A food is considered low in saturated fat if it contains 1 gram or less per serving and no more than 15% of its calories come from saturated fat. That’s the FDA’s official threshold for putting a “low saturated fat” claim on a package. For your overall diet, the threshold depends on which guidelines you follow, but most health authorities recommend keeping saturated fat somewhere between 6% and 10% of your total daily calories.
The FDA’s Label Standard
When you see “low saturated fat” on a food package, it means the product meets a specific legal definition set by the FDA. For standard foods, the requirement is 1 gram or less of saturated fat per serving size, with no more than 15% of the food’s total calories coming from saturated fat. Both conditions must be met.
Meal products and main dishes have a slightly different rule. They must contain 1 gram or less of saturated fat per 100 grams of food and less than 10% of calories from saturated fat. This stricter standard accounts for the fact that you eat a larger portion of a full meal than a single snack or ingredient.
Daily Limits From Major Health Organizations
The American Heart Association sets the most aggressive target: less than 6% of your total daily calories from saturated fat. On a 2,000-calorie diet, that works out to about 13 grams per day. To put that in perspective, a single tablespoon of butter contains 7 grams, so you’d use up more than half your daily budget with one generous spread on toast.
The World Health Organization is slightly more lenient, recommending 10% or less of total calories from saturated fat. On that same 2,000-calorie diet, 10% translates to roughly 22 grams per day. The WHO ties this level to reduced risk of cardiovascular disease, lower LDL cholesterol, and fewer deaths from any cause.
If your doctor has mentioned concerns about your cholesterol, the stricter AHA target of 13 grams is the number to aim for. If you’re generally healthy and looking for a reasonable ceiling, the WHO’s 22-gram limit gives more flexibility while still being protective.
Why Saturated Fat Raises Cholesterol
Your liver is responsible for pulling LDL cholesterol (the “bad” kind) out of your bloodstream. It does this using receptors on its surface that grab LDL particles and clear them. Saturated fats with 12 to 16 carbon atoms, the types most common in animal fats and tropical oils, reduce the number of these receptors your liver produces. Fewer receptors means less LDL gets cleared, so it builds up in the blood.
This isn’t about your body producing more cholesterol. Research in animal models has shown that the main problem is reduced clearance. Saturated fat turns down a key genetic switch that controls how many LDL receptors the liver makes, and it does so in a dose-dependent way: the more saturated fat in the diet, the fewer receptors are active.
Saturated Fat in Common Foods
Knowing the daily limit is only useful if you can estimate what’s in the foods you eat. Here’s where the biggest sources tend to hide.
Meat and Protein
A 3-ounce serving of lean ground beef (broiled) contains about 6 grams of saturated fat, nearly half of the AHA’s daily limit in one small portion. Skinless roasted chicken breast drops to around 1 gram per serving. Baked salmon lands at about 2 grams per 3-ounce serving, with the bonus of heart-healthy omega-3 fats. Plant proteins like lentils and beans contain negligible saturated fat.

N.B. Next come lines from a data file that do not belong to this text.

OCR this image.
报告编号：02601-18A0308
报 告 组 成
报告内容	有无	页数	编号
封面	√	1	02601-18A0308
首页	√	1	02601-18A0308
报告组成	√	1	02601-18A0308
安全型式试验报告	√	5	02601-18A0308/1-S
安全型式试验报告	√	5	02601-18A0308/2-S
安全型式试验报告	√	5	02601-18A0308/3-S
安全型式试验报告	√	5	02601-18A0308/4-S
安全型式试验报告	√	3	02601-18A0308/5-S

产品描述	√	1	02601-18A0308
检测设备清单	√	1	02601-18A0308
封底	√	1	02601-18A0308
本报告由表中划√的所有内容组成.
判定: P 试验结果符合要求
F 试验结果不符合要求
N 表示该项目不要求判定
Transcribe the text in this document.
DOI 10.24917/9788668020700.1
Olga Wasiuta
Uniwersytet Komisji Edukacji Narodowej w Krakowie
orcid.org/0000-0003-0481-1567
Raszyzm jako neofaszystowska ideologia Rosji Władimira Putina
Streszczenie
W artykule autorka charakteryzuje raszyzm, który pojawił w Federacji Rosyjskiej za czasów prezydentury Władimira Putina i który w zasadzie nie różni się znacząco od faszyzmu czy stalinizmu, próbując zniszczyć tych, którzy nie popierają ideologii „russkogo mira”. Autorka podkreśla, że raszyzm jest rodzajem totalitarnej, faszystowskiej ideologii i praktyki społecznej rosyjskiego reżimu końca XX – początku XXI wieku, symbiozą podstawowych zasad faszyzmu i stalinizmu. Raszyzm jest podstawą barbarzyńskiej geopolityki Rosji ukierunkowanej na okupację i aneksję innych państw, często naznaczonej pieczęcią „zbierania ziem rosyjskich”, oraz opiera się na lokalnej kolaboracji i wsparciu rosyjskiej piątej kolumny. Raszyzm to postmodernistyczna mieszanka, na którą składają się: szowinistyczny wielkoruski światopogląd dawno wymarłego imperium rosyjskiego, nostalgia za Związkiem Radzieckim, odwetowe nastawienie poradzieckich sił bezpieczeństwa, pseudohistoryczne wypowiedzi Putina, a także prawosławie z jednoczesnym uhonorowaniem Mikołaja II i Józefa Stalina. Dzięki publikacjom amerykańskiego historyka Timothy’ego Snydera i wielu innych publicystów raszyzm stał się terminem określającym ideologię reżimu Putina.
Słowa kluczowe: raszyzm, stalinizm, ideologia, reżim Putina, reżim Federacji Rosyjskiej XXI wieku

The type of protein you choose at each meal makes an enormous difference. Swapping ground beef for chicken breast three times a week cuts roughly 15 grams of saturated fat from your weekly intake without changing portion sizes or meal structure.
Cooking Fats and Oils
Butter packs 7 grams of saturated fat per tablespoon. Coconut oil is even higher, often exceeding 11 grams per tablespoon despite its health-food reputation. Olive oil and avocado oil both contain around 2 grams per tablespoon, making them far better choices for everyday cooking. Vegan olive oil-based spreads typically come in at 2 to 3 grams per tablespoon, less than half of what butter delivers.
Dairy
Full-fat cheese is one of the most concentrated sources. Three ounces of cheese, roughly the size of three dice-sized cubes, can contain 12 to 16 grams of saturated fat depending on the variety. Switching to reduced-fat versions or simply using less can cut that number significantly. Whole milk has about 4.5 grams per cup, while skim milk has virtually none.
How to Estimate Your Intake
You don’t need to track every gram permanently, but spending a few days reading nutrition labels builds useful intuition. Check the “Saturated Fat” line on the Nutrition Facts panel, which lists grams per serving. Pay attention to the serving size: many packages contain two or three servings, so the actual saturated fat you consume may be double or triple the listed amount.
For foods without labels (restaurant meals, home-cooked dishes), focus on the big-ticket items. Cooking oil, butter, cheese, and fatty cuts of meat account for the vast majority of saturated fat in most diets. If you control those four categories, you’re controlling most of your intake without needing to measure anything else precisely.
A practical starting point: if your meals are built around lean proteins, vegetables, whole grains, and liquid cooking oils rather than butter, you’re likely landing well under 10% of calories from saturated fat without any detailed counting.